I think this is one area that Kevin Phillips got right.


Comments

  1. When an economy focuses on generating paper and moving it around, Mound, it's easy to set fire to the paper.

    ReplyDelete
    Replies
    1. It's akin to the parable of the Big Bad Wolf and 3 Little Pigs. Bricks simply far better than straw and twigs.

      Delete
  2. Part of the problem is perceived timelines . Our western governments think only about getting elected in a few years. The Chinese government thinks in decades and multiple decades.

    ReplyDelete
    Replies
    1. The Chinese government safely assumes it will be in power for many decades into the future. One-party states are like that. They also have a command economy that can deliver most of what the corporate sector demands provided they stay in line.

      Delete
  3. Phillips obviously got the peak oil part wrong but the rest of his analysis still resonates...

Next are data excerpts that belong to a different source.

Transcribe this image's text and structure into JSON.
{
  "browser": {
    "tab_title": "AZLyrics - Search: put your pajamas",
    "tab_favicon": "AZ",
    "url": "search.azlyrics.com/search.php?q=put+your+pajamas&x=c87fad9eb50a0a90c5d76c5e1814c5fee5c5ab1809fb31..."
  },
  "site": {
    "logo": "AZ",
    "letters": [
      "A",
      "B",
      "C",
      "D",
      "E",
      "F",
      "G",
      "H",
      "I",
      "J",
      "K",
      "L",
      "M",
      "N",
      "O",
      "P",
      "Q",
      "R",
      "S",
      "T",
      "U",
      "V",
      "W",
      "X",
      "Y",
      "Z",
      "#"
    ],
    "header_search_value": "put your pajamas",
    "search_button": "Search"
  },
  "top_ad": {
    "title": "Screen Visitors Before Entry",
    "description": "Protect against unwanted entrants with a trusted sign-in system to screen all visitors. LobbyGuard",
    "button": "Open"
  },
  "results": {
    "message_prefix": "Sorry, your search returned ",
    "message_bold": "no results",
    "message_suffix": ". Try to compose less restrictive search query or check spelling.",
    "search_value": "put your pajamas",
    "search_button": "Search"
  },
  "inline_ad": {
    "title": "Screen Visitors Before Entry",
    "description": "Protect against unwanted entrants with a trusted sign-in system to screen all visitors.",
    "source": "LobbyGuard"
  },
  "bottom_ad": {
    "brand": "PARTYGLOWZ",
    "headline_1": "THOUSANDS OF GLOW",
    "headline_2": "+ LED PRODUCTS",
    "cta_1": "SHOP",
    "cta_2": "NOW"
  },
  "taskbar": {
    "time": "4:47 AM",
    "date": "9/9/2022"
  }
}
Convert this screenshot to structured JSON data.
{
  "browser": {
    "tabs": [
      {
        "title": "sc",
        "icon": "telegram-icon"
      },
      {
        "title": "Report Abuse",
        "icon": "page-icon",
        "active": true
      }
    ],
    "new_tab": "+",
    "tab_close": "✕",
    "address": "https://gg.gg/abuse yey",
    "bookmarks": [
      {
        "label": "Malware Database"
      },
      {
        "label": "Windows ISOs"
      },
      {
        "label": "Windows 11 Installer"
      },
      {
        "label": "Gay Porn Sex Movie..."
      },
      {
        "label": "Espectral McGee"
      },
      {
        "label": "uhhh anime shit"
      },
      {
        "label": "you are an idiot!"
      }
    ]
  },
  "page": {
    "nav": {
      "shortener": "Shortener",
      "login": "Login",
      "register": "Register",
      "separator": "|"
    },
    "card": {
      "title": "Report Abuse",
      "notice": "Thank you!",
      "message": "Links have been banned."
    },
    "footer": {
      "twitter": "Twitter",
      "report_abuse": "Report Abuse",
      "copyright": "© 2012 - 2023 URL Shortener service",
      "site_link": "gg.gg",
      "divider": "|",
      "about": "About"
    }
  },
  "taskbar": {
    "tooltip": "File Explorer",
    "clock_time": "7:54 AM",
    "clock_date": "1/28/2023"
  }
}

    Not to sure about that.
    Fracking contributes about 40% of US oil production and is rarely profitable particularly when large volumes of sweet crude enter the market.


    https://www.investors.com/news/us-shale-oil-boom-threats-fracking-revolution/

    TB

    ReplyDelete
    Replies
    1. That's a discussion for another day, TB. This post focuses on the unreliable, even dangerous economic model we have embraced in the era of neoliberalism.

      Delete
  4. The unreliable economic model also includes the illusionary reliance / self sufficient energy structure of the US.
    The economic model still does not take seriously the issue of overpopulation.
    The economic model does not give a damn about the trade of currency and other intangibles in our future outlook.
    We passed ' Peak Human' some time ago. we are now living in the matrix!!

    TB

    ReplyDelete
    Replies
    1. Modern economics is indeed illusory, TB. It still clings to assumptions, particularly about perpetual growth, that haven't been valid since the 70s - around the time when the global population hit three billion. Still there's not much sign that we'll have an economics epiphany in the near to mid-term. This leaves the danger of an inability or unwillingness to change course in time to keep some control on our future.

      As Jared Diamond points out when societies collapse it normally is not a drawn out process. It happens abruptly and when the society has reached its zenith. In other words, no soft landings.

      Delete
  5. "For years China kept assuring the West that it really had no ambitions beyond its borders."
    Ho Chi Minh knew otherwise.

    That said, Xi & modern China have found more efficient ways to expand their grip on the world. As you said ... trade & manufacturing base, Belt & Road, etc. etc

    While US & French warships ply the South CHINA Sea, I haven't seen Putin or Xi canoeing in the Caribbean.

    ReplyDelete
  6. Phillips concluded that trade/manufacturing economies recover quite well from disruptive events such as disease, war or recessions...........

    This has an element of truth in it for more recent economies.
    Go back a bit and you will see that many more failed because of disease , malaria being the most destructive.
    Pre Columbus there were an estimated 30 million people living on the eastern seaboard of North America.
    The arrival of European disease near wiped them out.
    Pre Euro North America had extensive trade routes that carried the Euro diseases to British Columbia before the first white man arrived!!

    Even the Romans at Hadrian's wall keeping out those darned Scots ( likely bootlegging whisky) suffered huge loss of lives through malaria!!